D’abord, direction le sexshop rétro du quartier. Ambiance années 80, néons roses, odeur de latex et lubrifiant qui pique le nez. Rayon pornos VHS, je mate, cœur qui tape. Une vieille du coin arrive, panique totale. J’attrape un film innocent, ‘La Guerre des Boutons’, rouge comme une tomate.

L’embarras au sexshop et mon plan marathon érotique

À la caisse, le vendeur costaud, style Magnum, hurle les titres : ‘Les Huîtres Perlières’ en dernier, voix grave qui résonne. Et là, lui, un mec canon, 25 ans, t-shirt moulant, sourire complice. ‘Super choix, t’en auras pour ton soir !’ J’murmure merci, jambes tremblantes, sueur froide dans le dos, et je file.

Chez moi, rideaux tirés, j’insère la cassette. Gémissements aigus, chairs qui claquent ‘ploc ploc’, odeurs imaginaires de moule et sperme. Je sors mon vibro, caresse ma chatte humide, clito gonflé. Bruit de voiture dehors, panique ! J’éteins, TV sur les JO, souffle court, mouchoirs éparpillés.

Puis, les calculs. 42 km en allers-retours de bite. Uniquement les entrées comptent, pas les pipes – trop facile. Partenaires différentes, consentantes. Plan : sport, drague au parc, Minitel moderne via app. Accessoires : capotes, lub, toys.

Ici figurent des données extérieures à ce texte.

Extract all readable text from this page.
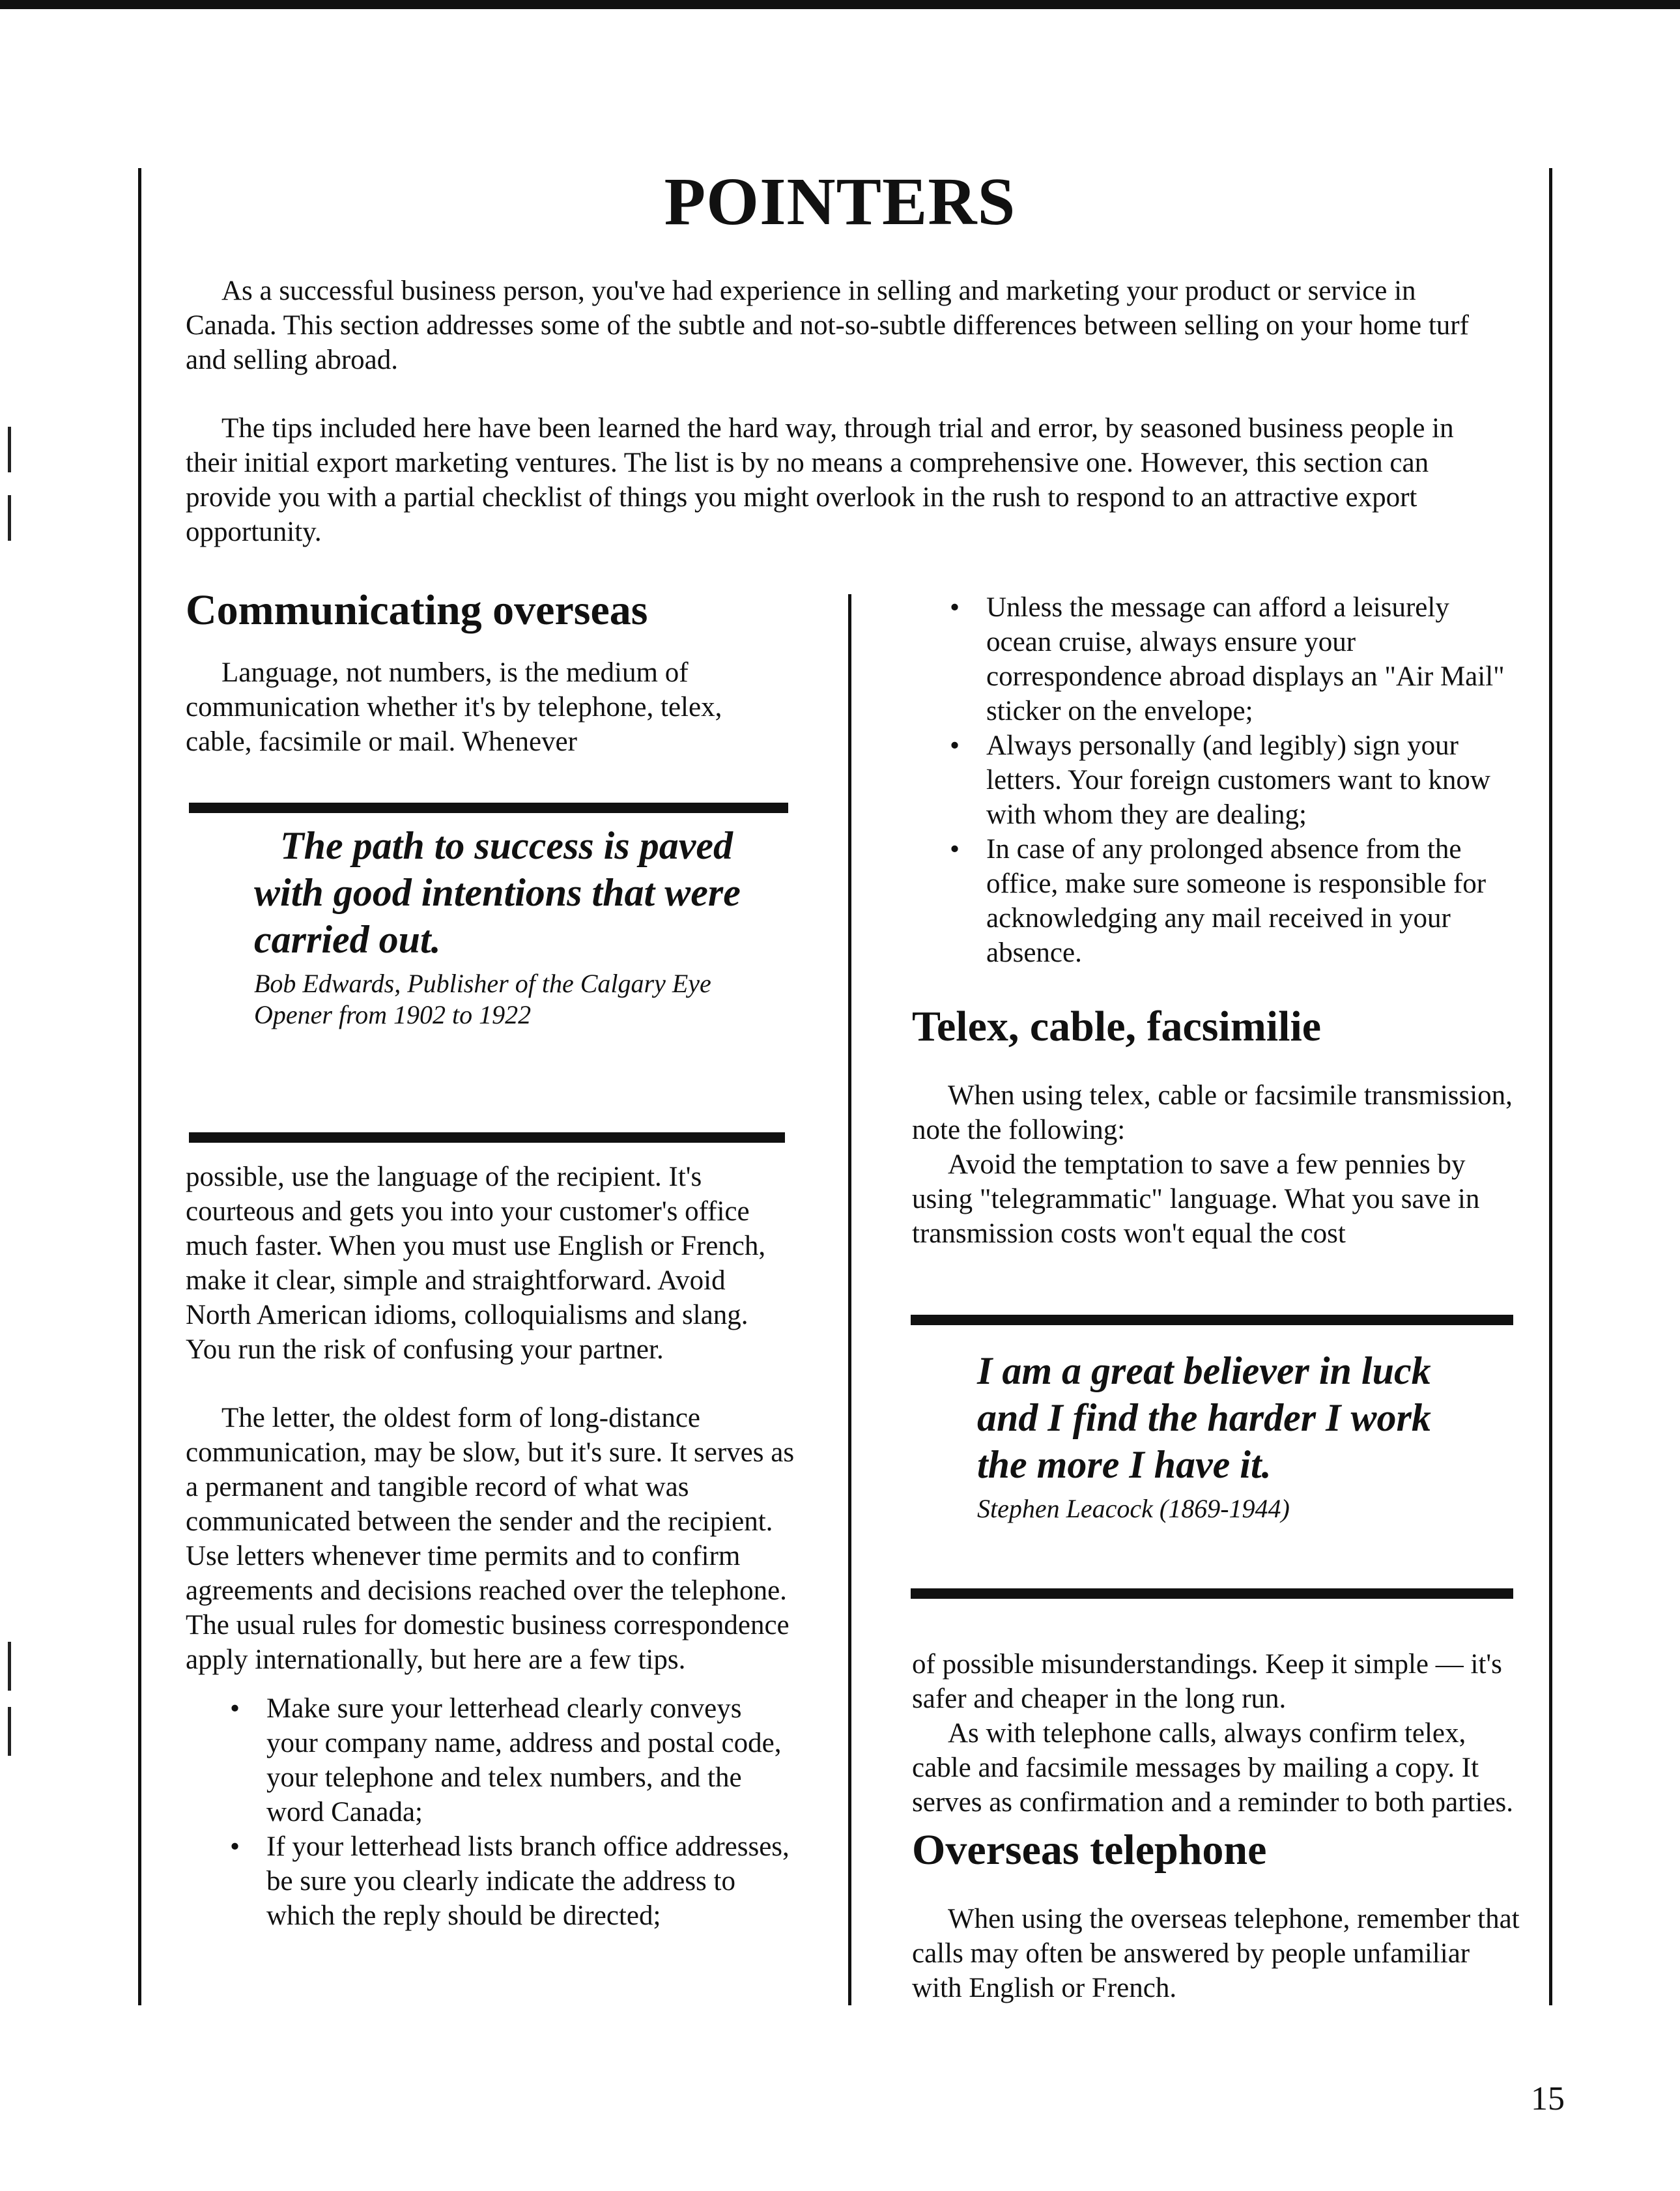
POINTERS

As a successful business person, you've had experience in selling and marketing your product or service in Canada. This section addresses some of the subtle and not-so-subtle differences between selling on your home turf and selling abroad.

The tips included here have been learned the hard way, through trial and error, by seasoned business people in their initial export marketing ventures. The list is by no means a comprehensive one. However, this section can provide you with a partial checklist of things you might overlook in the rush to respond to an attractive export opportunity.

Communicating overseas

Language, not numbers, is the medium of communication whether it's by telephone, telex, cable, facsimile or mail. Whenever

The path to success is paved with good intentions that were carried out.

Bob Edwards, Publisher of the Calgary Eye Opener from 1902 to 1922

possible, use the language of the recipient. It's courteous and gets you into your customer's office much faster. When you must use English or French, make it clear, simple and straightforward. Avoid North American idioms, colloquialisms and slang. You run the risk of confusing your partner.

The letter, the oldest form of long-distance communication, may be slow, but it's sure. It serves as a permanent and tangible record of what was communicated between the sender and the recipient. Use letters whenever time permits and to confirm agreements and decisions reached over the telephone. The usual rules for domestic business correspondence apply internationally, but here are a few tips.

• Make sure your letterhead clearly conveys your company name, address and postal code, your telephone and telex numbers, and the word Canada;
• If your letterhead lists branch office addresses, be sure you clearly indicate the address to which the reply should be directed;
• Unless the message can afford a leisurely ocean cruise, always ensure your correspondence abroad displays an "Air Mail" sticker on the envelope;
• Always personally (and legibly) sign your letters. Your foreign customers want to know with whom they are dealing;
• In case of any prolonged absence from the office, make sure someone is responsible for acknowledging any mail received in your absence.
Telex, cable, facsimilie

When using telex, cable or facsimile transmission, note the following:

Avoid the temptation to save a few pennies by using "telegrammatic" language. What you save in transmission costs won't equal the cost

I am a great believer in luck and I find the harder I work the more I have it.

Stephen Leacock (1869-1944)

of possible misunderstandings. Keep it simple — it's safer and cheaper in the long run.

As with telephone calls, always confirm telex, cable and facsimile messages by mailing a copy. It serves as confirmation and a reminder to both parties.

Overseas telephone

When using the overseas telephone, remember that calls may often be answered by people unfamiliar with English or French.

15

Jour J, parc ensoleillé, chaleur étouffante. Je drague maladroitement deux mecs, échecs. Puis, lui : Ethan, 32 ans, short serré sur cuisses musclées, débardeur sweaté, odeur mâle-salée qui m’excite déjà. Yeux malicieux, mèche humide.

On papote course, marathon. Chez lui, appart cosy, bières fraîches. J’avoue mon délire. Il rit, ‘Mignon, courageuse.’ Tension monte. Ses lèvres sur les miennes, goût tabac-menthe, langue chaude qui fouille.

La baise inoubliable : suée, gémissements et finale explosive

Il me déshabille, mains calleuses sur mes seins lourds, tétons pincés, douleur-plaisir. ‘Mmm, t’es bonne.’ Odeur de sa peau, sueur chaude. Il descend, embrasse mon ventre, souffle sur ma toison. Langue sur chatte, large, humide, ‘slurp slurp’, aspire mon clito. Je gémis fort, hanches qui bucklent, jus qui coule salé-doux sur son menton.

‘A ton tour.’ Sa bite jaillit, épaisse, veines saillantes, prépuce qui recule, goût musqué pré-cum. Je l’engloutis, bouche pleine, salive qui bave, succions bruyantes ‘glou glou’. Gorge profonde, haut-le-cœur, yeux larmoyants. Il grogne, ‘Putain, oui.’

‘Capote ?’ Ouais. Je fouille mon sac, emballage qui craque, première glisse par terre. Deuxième déchire. Il rigole, en sort une. Mais en déroulant, il tremble, et bam : sperme épais, chaud, jaillit en jets puissants sur mes seins, coule visqueux, odeur âcre qui emplit la chambre. ‘Oh merde !’ Il s’effondre, rouge honteux.

J’éclate de rire, essuie le foutre collant, goût salé sur doigts. ‘Prochaine fois, promis.’ Il repart demain. Moi, frustrée mais excitée, déterminée.

Sur le banc dehors, qui je croise ? Le canon du sexshop, Lucas. Sourire complice, on papote. Ambiance électrique. Il m’obsède maintenant. Fini le marathon solo. Lui, c’est la vraie foulée.